Yes, cleaning costs from the show sometimes are ridiculously inflated to an almost unjustifiable point. After all, you vacuum your own home, how hard could vacuuming your booth space be?
Reality: Besides vacumming in those throbbing feet being the last thing anyone wants to do after a full day of exhibiting, it's really not always the best choice. It may save you some money, but it definitely won't save you any time, comfort or sanity.
We had a client one time that insisted on vacuuming her new 600 square foot exhibit herself. At her request for even more cost savings, we did not have a project team member stay throughout the duration of the show to tend to any needs that may occur.
We then received a frantic call after the first day of the show. The household grade vacuum she was attempting to use kept clogging due to the new carpet used in the exhibit. I'm sure a few choice words were used while she lugged that bulky vacuum around the booth space, choking on dust as she continuously emptied that bag.
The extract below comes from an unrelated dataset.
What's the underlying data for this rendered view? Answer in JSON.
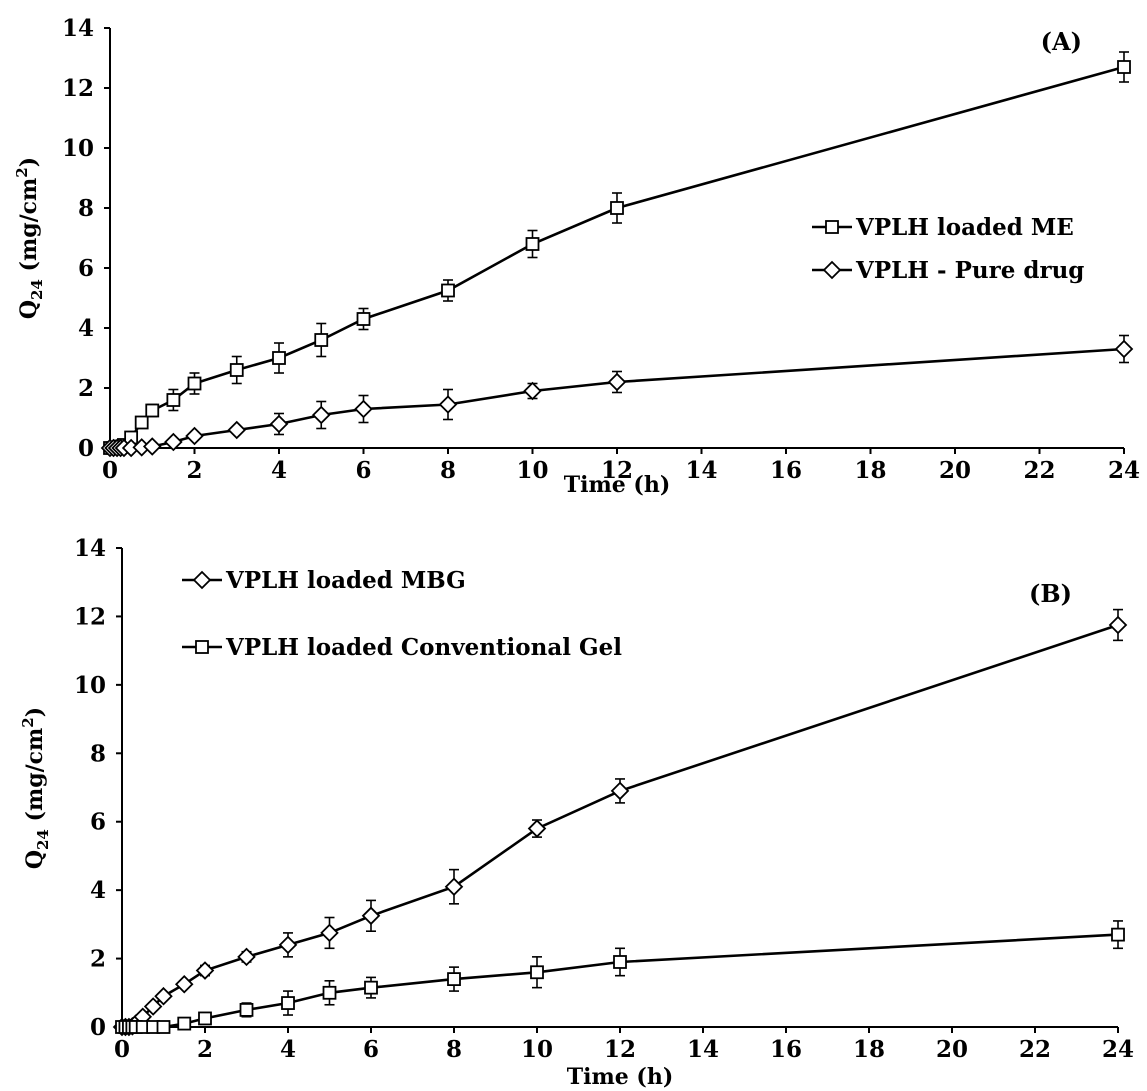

We ended up sending over a local crew member to take care of the booth for her and the following year she budgeted for show-provided cleaning services. The industrial sized vacuums used by the professional cleaners and being able to simply show up in the morning to a freshly cleaned floor was definitely worth the expense after all!
“I’ll oversee the labor.”
Trade Show Laborers are not typically the same people who designed the exhibit. All they know are the plans and instructions communicated to them prior to and during the build. There are two things we recommend to drastically decrease the risk of errors during install:
1) The team that builds the booth should be in close contact with the company that knows the workings of the exhibit inside out.
2) The Project Supervisor who has been involved in the technicalities behind the design since day one should be on-site to oversee the build, stay a step ahead of the process and quickly resolve any issues that may arise.
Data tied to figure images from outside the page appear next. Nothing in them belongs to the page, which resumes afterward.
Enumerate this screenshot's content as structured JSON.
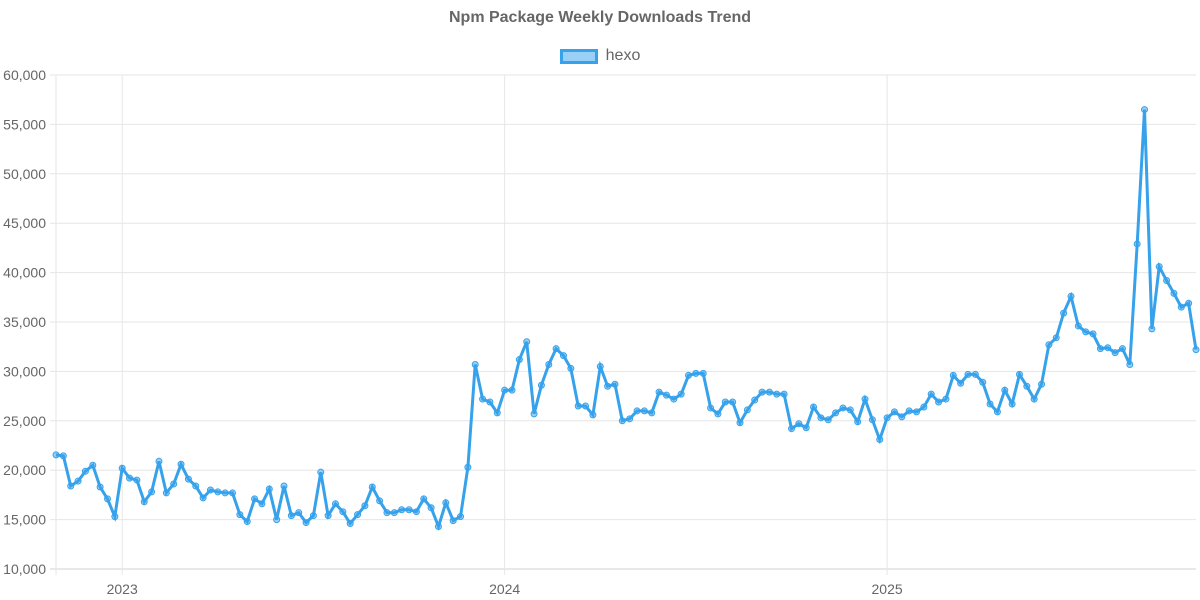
{
  "chart_data": {
    "type": "line",
    "title": "Npm Package Weekly Downloads Trend",
    "xlabel": "",
    "ylabel": "",
    "ylim": [
      10000,
      60000
    ],
    "yticks": [
      "10,000",
      "15,000",
      "20,000",
      "25,000",
      "30,000",
      "35,000",
      "40,000",
      "45,000",
      "50,000",
      "55,000",
      "60,000"
    ],
    "xticks": [
      {
        "label": "2023",
        "index": 9
      },
      {
        "label": "2024",
        "index": 61
      },
      {
        "label": "2025",
        "index": 113
      }
    ],
    "grid": true,
    "legend_position": "top",
    "series": [
      {
        "name": "hexo",
        "color": "#36a2eb",
        "fill": "rgba(54,162,235,0.5)",
        "values": [
          21550,
          21450,
          18400,
          18900,
          19900,
          20500,
          18300,
          17100,
          15300,
          20200,
          19200,
          19000,
          16800,
          17800,
          20900,
          17700,
          18600,
          20600,
          19100,
          18400,
          17200,
          18000,
          17800,
          17700,
          17700,
          15500,
          14800,
          17100,
          16600,
          18100,
          15000,
          18400,
          15400,
          15700,
          14700,
          15400,
          19800,
          15400,
          16600,
          15800,
          14600,
          15500,
          16400,
          18300,
          16900,
          15700,
          15700,
          16000,
          16000,
          15800,
          17100,
          16200,
          14300,
          16700,
          14900,
          15300,
          20300,
          30700,
          27200,
          26900,
          25800,
          28100,
          28100,
          31200,
          33000,
          25700,
          28600,
          30700,
          32300,
          31600,
          30300,
          26500,
          26500,
          25600,
          30500,
          28500,
          28700,
          25000,
          25200,
          26000,
          26000,
          25800,
          27900,
          27600,
          27200,
          27700,
          29600,
          29800,
          29800,
          26300,
          25700,
          26900,
          26900,
          24800,
          26100,
          27100,
          27900,
          27900,
          27700,
          27700,
          24200,
          24700,
          24300,
          26400,
          25300,
          25100,
          25800,
          26300,
          26100,
          24900,
          27200,
          25100,
          23100,
          25300,
          25900,
          25400,
          26000,
          25900,
          26400,
          27700,
          26900,
          27200,
          29600,
          28800,
          29700,
          29700,
          28900,
          26700,
          25900,
          28100,
          26700,
          29700,
          28500,
          27200,
          28700,
          32700,
          33400,
          35900,
          37600,
          34600,
          34000,
          33800,
          32300,
          32400,
          31900,
          32300,
          30700,
          42900,
          56500,
          34300,
          40600,
          39200,
          37900,
          36500,
          36900,
          32200
        ]
      }
    ]
  },
  "header": {
    "title": "Npm Package Weekly Downloads Trend"
  },
  "legend": {
    "items": [
      {
        "label": "hexo",
        "color": "#36a2eb"
      }
    ]
  }
}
Reality: Labor costs money. A misstep in the process can result in a costly time delay in correcting mistakes. You may look away for a moment and turn back to see that a piece has been installed upside-down or backwards.
If you do not know the constuction technicalities of an exhibit, the most effective techniques to use, how to think a step ahead of your labor crew so that you can complete the process in an efficient manner, then you may not want to risk being a DIY Supervisor. It could actually end up costing you more in the end.
"We have a Graphic Designer. We'll take care of that.
It's wonderful when a company has in-house designers, but when they start trying to be expert Trade Show Exhibit Graphic Designers as well, some information can be dropped in translation.
Exhibit Houses not only have Graphic Design experience, but they also have knowledge of the specific types of Design that work well in a trade show setting and of the specific materials that are best for that particular medium.
Reality: You don't want to produce any trade show exhibit in a piecemeal way. Trying to save money by taking the graphics in-house is only going to leave room for graphic nightmares. If a graphic is damaged during shipping or on-site, whoever produced it and shipped it is accountable. An Exhibit House will know the solution for the quick and effective fix should any unforeseen circumstance occur, so it's best to just let them handle the entire package.
So you pulled it off and did it yourself. Congratulations, you saved a lot of money. The important question to ask is, did you make a lot of money from your exhibiting venture in return? If so, go take a victory lap around the office as the ultimate Trade Show Super Star and demand a raise, right now. That extra time, effort and stress put into the flawless execution is certainly worth it!
For the others that may feel overwhelmed by the details, if you are putting the majority of your focus on how can you spend less, you may be diverted from the real objective - creating a solid Brand Presence, leaving a strong Brand Impression, attracting the right audience, and, ultimately, gaining a measurable Return.
It's worth investigating that extra value an exhibit house can provide in a turnkey full-service oriented solution.